On Wednesday, I boarded a plane in order to head to Unalakleet, site of Bering Strait School District’s headquarters in order to participate in a bilingual training session with a student and our site’s bilingual teacher. Joining us were representatives from 8 of the other schools in the district.

Before I go into detail about the topic at the heart of this post, the native language dictionary that is being created, I want to point out something that I have found since living in the village. (And something that was pointed out to me earlier today during a conversation with my mom.) My students are all bilingual. Except that isn’t really true. My students should all be bilingual. In reality, they have a slightly better grasp on their native language than I do on my old high school french, which is a shame.

This is a recognized problem and one of the big reasons for having a bilingual program in our schools. As teachers, we try to integrate local culture into our lessons, but that isn’t really enough to preserve the way of life. The ability to speak the Inupiaq or Yupik languages that are native to the region is disappearing.

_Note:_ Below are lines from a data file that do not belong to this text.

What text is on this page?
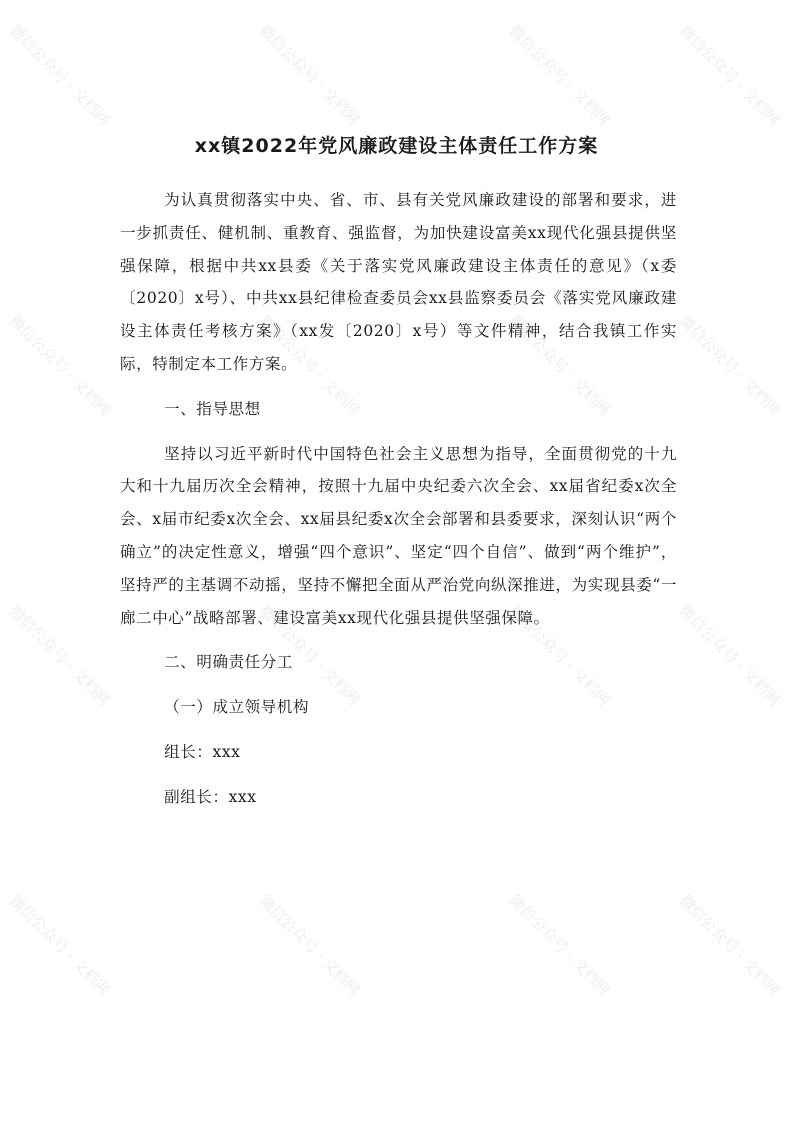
微信公众号 · 文档网	微信公众号 · 文档网	微信公众号 · 文档网	微信公众号 · 文档网
微信公众号 · 文档网	微信公众号 · 文档网	微信公众号 · 文档网	微信公众号 · 文档网
微信公众号 · 文档网	微信公众号 · 文档网	微信公众号 · 文档网	微信公众号 · 文档网
微信公众号 · 文档网	微信公众号 · 文档网	微信公众号 · 文档网	微信公众号 · 文档网
xx镇2022年党风廉政建设主体责任工作方案

为认真贯彻落实中央、省、市、县有关党风廉政建设的部署和要求，进一步抓责任、健机制、重教育、强监督，为加快建设富美xx现代化强县提供坚强保障，根据中共xx县委《关于落实党风廉政建设主体责任的意见》（x委〔2020〕x号）、中共xx县纪律检查委员会xx县监察委员会《落实党风廉政建设主体责任考核方案》（xx发〔2020〕x号）等文件精神，结合我镇工作实际，特制定本工作方案。

一、指导思想

坚持以习近平新时代中国特色社会主义思想为指导，全面贯彻党的十九大和十九届历次全会精神，按照十九届中央纪委六次全会、xx届省纪委x次全会、x届市纪委x次全会、xx届县纪委x次全会部署和县委要求，深刻认识“两个确立”的决定性意义，增强“四个意识”、坚定“四个自信”、做到“两个维护”，坚持严的主基调不动摇，坚持不懈把全面从严治党向纵深推进，为实现县委“一廊二中心”战略部署、建设富美xx现代化强县提供坚强保障。

二、明确责任分工

（一）成立领导机构

组长：xxx

副组长：xxx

With that in mind, the Inupiaq dictionary project was started and has since expanded to include a Yupik dictionary. The big idea of the project is to get students to go out into the community, identify the native words for different things, take pictures if they can and upload it all, along with a voice recording of the word being pronounced.

Preserving culture, teaching technology skills, life skills and writing skills all while having students contribute authentic work to a valuable resource. That’s what I call motivating and educational.

Nome, AK

A little over a week ago, I got the opportunity to travel to Nome, AK for the district’s Tech Liaison training. It was my first visit to Nome, which is odd since Nome is the largest “city” in the region (population – approx. 3,600). Most of the time was spent in the NACTEC house(Northwestern Alaska Career and Technical Center), where students from around the region come to learn technical and career skills during the school year and where we set up camp for 2 days in order to learn about the tools we use to keep technology in our schools up and running. I’m not going to write about the training except to mention that it is already making my life easier, instead, I’m going to write about Nome itself.

The first thing to know about Nome is that it is the only “wet” town in the region. Alaska has what is called a “Local Option” law which allows bush villages to decide to what degree alcohol is allowed into the village. Many towns (including Shaktoolik) choose not to allow the possession of alcohol (dry); others like Unalakleet allow the importation of alcohol but not its sale (damp). It doesn’t take long very long after landing in Nome to recognize the effect this has had on the town. Let’s simply say that drunks are not an uncommon sight and leave it at that…

Nome also has a reputation as a mining town and for those of you familiar with active mining towns in very remote locations, you already know what this means. For the rest of you… Nome is dirty. Nome is dingy and one could even call parts of it ramshackle. There’s a feeling of age, but also of haste; mining booms don’t leave much time for planning, zoning laws and strict oversight.

Underlying it all is the history of the town though. Everyone knows about the, Iditarod the annual dogsled race that commemorates the delivery of diphtheria serum from Anchorage via dogsled. Fewer people know that at one point, Nome was the largest town in Alaska; that the US Postal Service refused to allow the town to change it’s name to Anvil City in 1899 or that few of the original gold rush structures have survived numerous fires and violent storms. The history is what draws me to the town, it is what makes me want to visit it again sometime. It isn’t a place I’d like to live, but a place that would be interesting to study and learn about first-hand.

Note to readers: I spent less than 48 hours in Nome, most of that holed up inside a building training. I only spent 3-4 hours exploring the town (and that was spent on Front St.), this is what my viewpoint is based upon and is therefore reflective of a short-term visitor and not someone who lives there.

First snow!

I know it’s been a while since I’ve posted an update… it’s not that I don’t have things to post – I’ve been up to quite a bit the last two weeks – I just haven’t had time. I’ll follow up with a couple longer posts when things quiet down a little bit (this evening or tomorrow when I return home from Unalakleet). I just wanted to share a picture for now though:

Unalakleet snow

I’m told it’s not snowing 40 miles away in Shaktoolik, just windy and cold, which is apparently what winter looks like there. Until later!